Web scraping involves systematically extracting data from websites using automated tools or scripts. The process begins with requesting a specific webpage. The response from the server is the HTML content of the page. This HTML code contains the structured information displayed on the webpage, organized in a format that describes the layout and content.
Once the HTML is received, the next step is parsing it. Parsing involves analyzing the HTML structure to identify and extract the data of interest. This may include navigating through nested elements, locating specific tags, and using selectors to target precise content such as text blocks, images, or links. The extracted data is then processed and stored in a format that suits the user's needs, whether a database, a CSV file, or another format suitable for analysis.
# Web scrapping with Node-RED
In this section, we will guide you through the process of scraping data from publicly available websites using Node-RED and demonstrate how to extract data from a website specifically designed for scraping practice. For this example, we will scrape country data from the page at https://www.scrapethissite.com/pages/simple/.
# Sending Requests to a Webpage
To start scraping data, follow these steps to send an HTTP GET request to the webpage:
- Drag the inject node onto the canvas. This node allows you to manually trigger the HTTP request or set it to fire at specific intervals.
- Drag the http request node onto the canvas. Double-click it to configure and set the Method to
GET.
Enter the webpage URL you want to scrape (e.g.,https://www.scrapethissite.com/pages/simple/
). - Drag the debug node onto the canvas.
- Connect the inject node's output to the input of the http request node and the http request node's output to the input of the debug node.
- Click Deploy to save and deploy your flow.
Once deployed, click the inject button. You will see the raw HTML printed in the debug panel.
# Parsing and Extracting Data from HTML
Next, we need to process the raw HTML to extract meaningful data. This involves parsing the HTML content and identifying the specific information you want. To do this, first analyze the HTML structure of the webpage by opening the browser’s developer tools (press Ctrl + I or F12) and inspecting the elements to locate where the data is and in which HTML elements it resides.
# Analyzing HTML Structure
Begin by analyzing the HTML structure of the webpage. Open your browser’s developer tools (press Ctrl + Shift + c ) and examine the elements to locate where the data resides and which HTML elements contain it. For example, on a page with a list of countries, each with its capital, population, and area, click on one of those countires elements to navigate to its HTML in the developer tools. Identify the selector that can be used to select those elements. On this webpage, the information about countries is contained within an element with the .countries class.

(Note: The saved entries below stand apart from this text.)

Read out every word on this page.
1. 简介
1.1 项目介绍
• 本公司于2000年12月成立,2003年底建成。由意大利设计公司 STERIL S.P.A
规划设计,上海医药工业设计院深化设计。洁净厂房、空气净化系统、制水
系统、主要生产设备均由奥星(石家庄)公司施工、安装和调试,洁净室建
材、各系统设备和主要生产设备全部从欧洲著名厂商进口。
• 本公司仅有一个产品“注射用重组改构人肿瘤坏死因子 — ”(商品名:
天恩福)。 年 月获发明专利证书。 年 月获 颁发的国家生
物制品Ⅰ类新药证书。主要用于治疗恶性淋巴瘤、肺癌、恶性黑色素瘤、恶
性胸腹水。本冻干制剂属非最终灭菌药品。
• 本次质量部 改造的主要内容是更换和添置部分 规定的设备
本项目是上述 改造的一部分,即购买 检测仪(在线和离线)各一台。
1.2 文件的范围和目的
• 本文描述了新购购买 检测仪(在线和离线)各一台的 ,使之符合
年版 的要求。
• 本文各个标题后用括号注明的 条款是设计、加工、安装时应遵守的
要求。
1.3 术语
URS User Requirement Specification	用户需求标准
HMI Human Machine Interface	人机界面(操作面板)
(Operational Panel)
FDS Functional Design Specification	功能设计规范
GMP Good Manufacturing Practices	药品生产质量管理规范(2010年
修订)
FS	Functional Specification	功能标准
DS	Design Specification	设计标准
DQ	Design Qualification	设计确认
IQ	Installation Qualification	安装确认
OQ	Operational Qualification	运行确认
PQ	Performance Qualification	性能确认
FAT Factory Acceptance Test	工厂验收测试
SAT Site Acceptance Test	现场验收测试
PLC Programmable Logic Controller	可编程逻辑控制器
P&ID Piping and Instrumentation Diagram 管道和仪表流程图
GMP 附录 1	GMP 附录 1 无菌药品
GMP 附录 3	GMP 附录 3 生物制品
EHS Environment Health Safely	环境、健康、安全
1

You can use this class to extract all the data for the countries.
Image showing the structure of the page and the data which we needed to extract
# Using Node-RED to extract data
- Drag the html node onto the canvas.
- Double-click the html node and enter the selector
.countries
into the "Selector" field. - Set the output to "only the text of element" and keep other settings default.
- Drag the debug node onto the canvas.
- Connect the output of the http request node to the input of the html node and the output of the html node to the input of the debug node.
- Click Deploy to save and deploy your flow.
When you click the inject button, you will see the array containing the text content from each .countries
div. While this data is a good starting point, it has yet to be in a format that is directly useful for analysis. To make the data more helpful, you'll need to transform it into objects with meaningful properties.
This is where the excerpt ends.